I've a data frame with the variables question_ID and estimate with 210 questions asked to 32 people (so 6720 obs.). I want to calculate the log10 for each estimate and subtract the median of the logs for each question.

E.g. for question 1: Sum(log(Estimates1)-median1)/32, for question 2: Sum(log(Estimates2)-median2)/32 and so on till 210. So that at the end I hopefully have 210 values for each question.

So far I calculated the median for each question:

m <- data %>% group_by(question_ID) %>% summarize(m=median(log10(estimate)))

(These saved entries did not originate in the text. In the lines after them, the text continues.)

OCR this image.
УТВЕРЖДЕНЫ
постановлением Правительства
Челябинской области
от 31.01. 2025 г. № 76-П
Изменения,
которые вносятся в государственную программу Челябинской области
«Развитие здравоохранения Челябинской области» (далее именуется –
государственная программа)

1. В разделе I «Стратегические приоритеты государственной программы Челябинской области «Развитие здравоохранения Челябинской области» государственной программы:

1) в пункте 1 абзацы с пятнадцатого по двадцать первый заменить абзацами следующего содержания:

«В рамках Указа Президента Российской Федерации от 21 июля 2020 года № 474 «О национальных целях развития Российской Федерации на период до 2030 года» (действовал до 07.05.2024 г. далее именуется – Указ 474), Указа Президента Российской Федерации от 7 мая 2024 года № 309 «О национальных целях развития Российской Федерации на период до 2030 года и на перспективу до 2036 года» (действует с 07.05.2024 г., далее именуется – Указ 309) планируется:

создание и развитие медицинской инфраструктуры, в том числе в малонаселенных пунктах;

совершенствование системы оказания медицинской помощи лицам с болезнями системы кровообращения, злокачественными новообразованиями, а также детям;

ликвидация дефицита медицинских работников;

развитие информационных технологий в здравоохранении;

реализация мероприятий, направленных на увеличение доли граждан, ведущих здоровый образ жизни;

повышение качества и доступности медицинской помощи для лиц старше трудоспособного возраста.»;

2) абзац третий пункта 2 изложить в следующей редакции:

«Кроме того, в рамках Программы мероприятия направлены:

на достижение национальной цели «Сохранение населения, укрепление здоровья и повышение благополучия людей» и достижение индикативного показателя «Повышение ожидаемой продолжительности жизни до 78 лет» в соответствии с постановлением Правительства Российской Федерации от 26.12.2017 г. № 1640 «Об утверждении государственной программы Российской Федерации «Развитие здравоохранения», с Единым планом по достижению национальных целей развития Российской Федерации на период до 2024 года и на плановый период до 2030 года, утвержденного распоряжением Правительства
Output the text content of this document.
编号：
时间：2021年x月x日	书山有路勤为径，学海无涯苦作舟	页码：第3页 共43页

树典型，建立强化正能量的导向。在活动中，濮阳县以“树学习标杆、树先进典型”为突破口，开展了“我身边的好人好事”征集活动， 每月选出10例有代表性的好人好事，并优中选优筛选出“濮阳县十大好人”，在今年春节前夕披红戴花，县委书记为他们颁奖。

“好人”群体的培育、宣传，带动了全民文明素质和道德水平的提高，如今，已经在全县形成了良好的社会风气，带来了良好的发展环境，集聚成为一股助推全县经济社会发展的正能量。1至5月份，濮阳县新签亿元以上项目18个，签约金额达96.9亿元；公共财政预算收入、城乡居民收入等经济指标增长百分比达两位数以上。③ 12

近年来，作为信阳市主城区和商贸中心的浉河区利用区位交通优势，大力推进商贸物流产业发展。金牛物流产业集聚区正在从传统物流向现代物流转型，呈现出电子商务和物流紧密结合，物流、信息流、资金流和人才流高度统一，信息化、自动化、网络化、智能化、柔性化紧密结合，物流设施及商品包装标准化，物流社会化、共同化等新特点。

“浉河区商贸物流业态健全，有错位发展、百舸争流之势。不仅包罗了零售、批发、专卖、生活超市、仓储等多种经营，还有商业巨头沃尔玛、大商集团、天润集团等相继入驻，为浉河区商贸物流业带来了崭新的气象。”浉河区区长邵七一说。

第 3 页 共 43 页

I'm looking for an elegant solution where I don't need to come up with 210 subsets. Any ideas?

Thanks in advance!

NelsonGon
  • 13,015
  • 7
  • 27
  • 57
Julia
  • 111
  • 3
  • Please edit as shown [here](https://stackoverflow.com/questions/5963269/how-to-make-a-great-r-reproducible-example) – NelsonGon Feb 27 '20 at 09:17
  • 1
    Hi Julia. Welcome to StackOverflow! Please read the info about [how to ask a good question](https://stackoverflow.com/help/how-to-ask) and how to give a [minimale reproducible example](https://stackoverflow.com/questions/5963269/how-to-make-a-great-r-reproducible-example/5963610#5963610). That way you can help others to help you! – dario Feb 27 '20 at 09:21

2 Answers2

0

You can do this using base R functions. ave applies a function to a vector by subsets and returns a result the same length as the original vector.

# Calculate the medians within the dataframe using the ave function
data$logmedians <- ave( log(data$estimate,10) , data$question_ID, FUN=median)

# Now generate the difference between the log medians and the individual answers
data$diflogs <- log(data$estimate, 10) - data$logmedians

I think this is the simplest way to understand. You can neaten things up using within and doing the entire calculation in the ave function:

data <- within(data,{
   diflogs <- ave(estimate, question_ID, FUN=function(x) log(x,10) - median(log(x,10))
   })

Note the median of logs isn't exactly the same as the log of the medians if there is an even number of responses. Be careful about exactly which you want.

George Savva
  • 4,152
  • 1
  • 7
  • 21
0

You can first calculate log of the estimates and for each question subtract it from median value, sum them and divide by 32.

library(dplyr)

data %>% 
 mutate(log_m = log10(estimate)) %>% 
 group_by(question_ID) %>% 
 summarize(m = sum(log_m - median(log_m))/32)
Ronak Shah
  • 377,200
  • 20
  • 156
  • 213